CEO Cary Wood laid out the turnaround of 118-year-old Sparton, which came thisclose to bankruptcy before righting the ship. The current metrics are an impressive display of refocusing and rebalancing. He said that the bulk of Sparton’s EMS customers two years ago were money losers, and Sparton had to either cancel the programs or renegotiate terms. But the bigger issue was convincing the sales team to jettison bad customers. Wood was forthcoming about the specific policies they put into place, including standardizing templates for pricing and quoting, and installing a sales and incentive program based on profits. He also noted that given Sparton’s exceptionally long history in Michigan, they effectively had to relocate the headquarters because they were the big fish in that small pond, and after all the local layoffs and shutdowns, they would have been tarred and feathered. He also said they made the decision to separate HQ from a manufacturing site so as not to get too emotionally attached to a particular business.

Time and again, OEMs and EMS companies said it was advantageous for competitors to place programs with a single EMS and that IP concerns didn’t really factor into the equation. The EMS companies said that OEM competitors are attracted by the knowledge that the EMS knows how to build products for the target market and that the EMS would also know what the appropriate prices would be. (That latter point was made several times.) In short, IP concerns take a backseat to the hope that the EMS would ensure the build price remained consistent with their competitors’ products (which also hints that OEMs accept the commodity nature of most of their products).

Another speaker asserted that no EMS is too big to fail, Flextronics and Foxconn included. He pointed to the disruption such an event would have on supply chains, pricing and capacity.

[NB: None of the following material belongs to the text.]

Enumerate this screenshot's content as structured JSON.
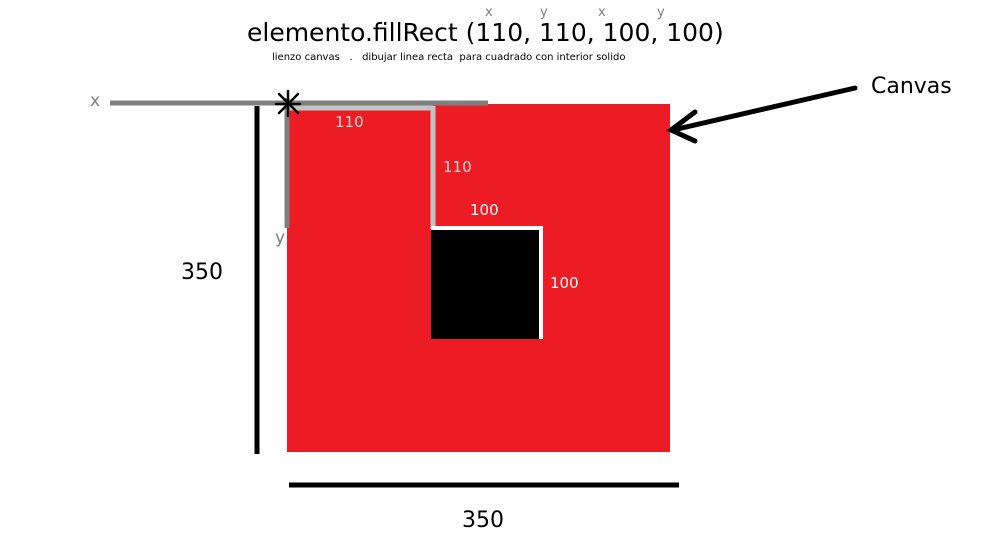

The good folks at CBA put me to work moderating a panel made up of two OEMs (Tellabs and Eaton) and three EMS companies of varying size and geographical reach (Plexus, Morey and Creation Technologies). I’ll have more on that in a bit.

 

 

Sales Up, Profits Down

Another round of EMS quarterly reports came out today, as LaBarge and SMTC provided their numbers. Now that the bulk of the major EMS companies have reported, the picture is pretty clear that first quarter revenues were up fairly broadly but profits took a hit.

This is unfortunate, of course, because the margin-sensitive EMS industry relies on leveraging higher sales to drive incremental profit gains.

Based on the consensus forecasts, expect second-quarter revenues to be generally flat, with pressure on margins because of higher component costs due to supply constraints.